Published June 21, 2011
Volume 19, Number 6

CFCS Co-Locates Memorial Chapel with Hacienda Offices        
Organization Seeks to Address Needs of Families in New Ways

The staff of Catholic Funeral & Cemetery Services in their new
Hacienda offices, just outside the memorial chapel that is part of
the facility.

By Nicole Zaro Stahl

The opening of the new Catholic Funeral & Cemetery Services (CFCS) facility in Hacienda represents a new way of reaching out to the community. Locating a memorial chapel in the middle of a business park may seem an unusual notion. Yet the move makes perfect sense for the organization as it explores fresh options to fulfill its mission.

A nonprofit ministry of the Diocese of Oakland, CFCS is responsible for managing the cemeteries and funeral homes for the diocese, which stretches across Alameda and Contra Costa counties. The organization currently has six diocesan cemeteries, two of which have funeral homes on site, and five stand-alone funeral centers from San Pablo to Antioch to Livermore.

“Our first cemetery, Holy Cross in Antioch, was dedicated in 1863, so we have been around for a long time,” relates CFCS director of marketing Stephanie Sloane. “We are seeking to become more relevant within the community by addressing the needs of families in new ways.
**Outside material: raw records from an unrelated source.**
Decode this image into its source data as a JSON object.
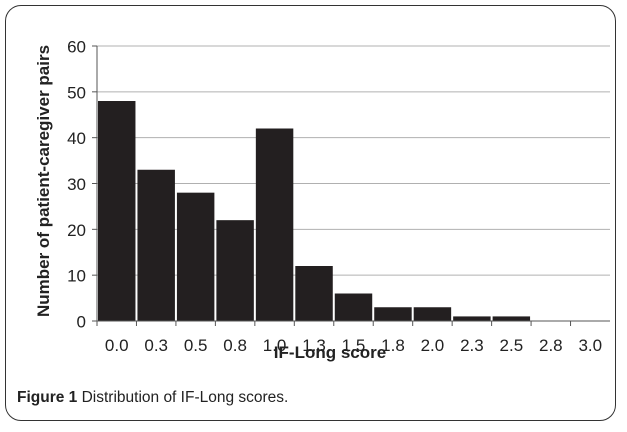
{
  "chart_data": {
    "type": "bar",
    "categories": [
      "0.0",
      "0.3",
      "0.5",
      "0.8",
      "1.0",
      "1.3",
      "1.5",
      "1.8",
      "2.0",
      "2.3",
      "2.5",
      "2.8",
      "3.0"
    ],
    "values": [
      48,
      33,
      28,
      22,
      42,
      12,
      6,
      3,
      3,
      1,
      1,
      0,
      0
    ],
    "xlabel": "IF-Long score",
    "ylabel": "Number of patient-caregiver pairs",
    "ylim": [
      0,
      60
    ],
    "yticks": [
      0,
      10,
      20,
      30,
      40,
      50,
      60
    ],
    "grid": true,
    "bar_color": "#231f20",
    "grid_color": "#b0b0b0"
  },
  "caption": {
    "label": "Figure 1",
    "text": " Distribution of IF-Long scores."
  }
}
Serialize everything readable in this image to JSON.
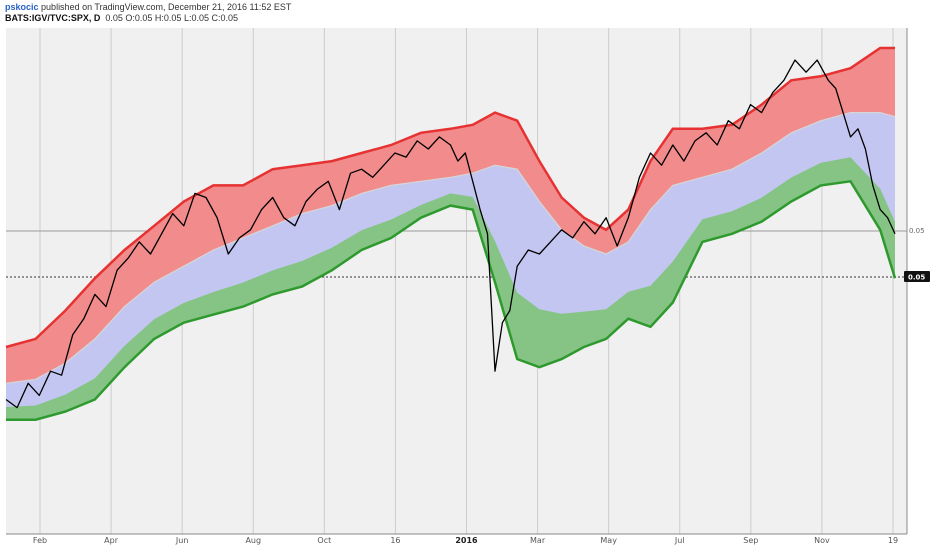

We'd like to convey that cemeteries are a sanctuary for the living, and that funerals are an important moment to gather together. It is more than just celebrating the life—it is a faith-filled gathering of families and friends connecting to the Catholic tradition.”

The new site, at 4457 Willow Road, is divided almost equally between administrative offices and the funeral center. The offices consolidate a growing management and accounting staff that had previously been housed on two separate sites within the diocese, in Hayward and Lafayette.

The funeral center consists of a chapel and reception area for memorial services. The glass-walled, light-filled building, looking out onto a peaceful pond, provides a soothing and serene backdrop. “We strive to create a warm and welcoming environment in all our centers, so they are positive places of remembrance and gathering,” Sloane comments. Light is a powerful metaphor in the religious context, she adds, noting, that “for Christians, life does not end but changes.” CFCS serves families of all faith traditions, not just Catholics, providing a non-profit approach to what is often perceived to be a very expensive service.

While unconventional, the new location is not the only evidence of the diocese's response to more contemporary tastes. The undeniably modern architecture of Oakland's Cathedral of Christ the Light is another example Sloane cites. Similarly, some of the cemeteries have planted unused acreage with vineyards whose grapes are harvested to make sacramental wine. “We are trying to bring something new to the picture,” she comments.

The Hacienda facility also has several practical dimensions. “It speaks to our goal of taking a subject most people don’t want to talk about and putting a more positive face on it,” Sloane continues. The higher visibility helps CFCS with its responsibility to educate the community about Christian teachings on death, burial, and cremation, and emphasizes the importance of advance planning to ensure individual needs and wishes will be met.

Location also played an important role in the choice of the Hacienda site. “Pleasanton is a growing and thriving community, and we wanted a stronger presence here to serve our families,” Sloane comments. She also points out that CFCS's status as a nonprofit allows the purchase of cemetery property to qualify as a charitable contribution for tax purposes. The organization's Mother Theresa financial assistance program also helps defray expenses so “everyone is eligible for a spiritual, dignified end-of-life service,” she concludes.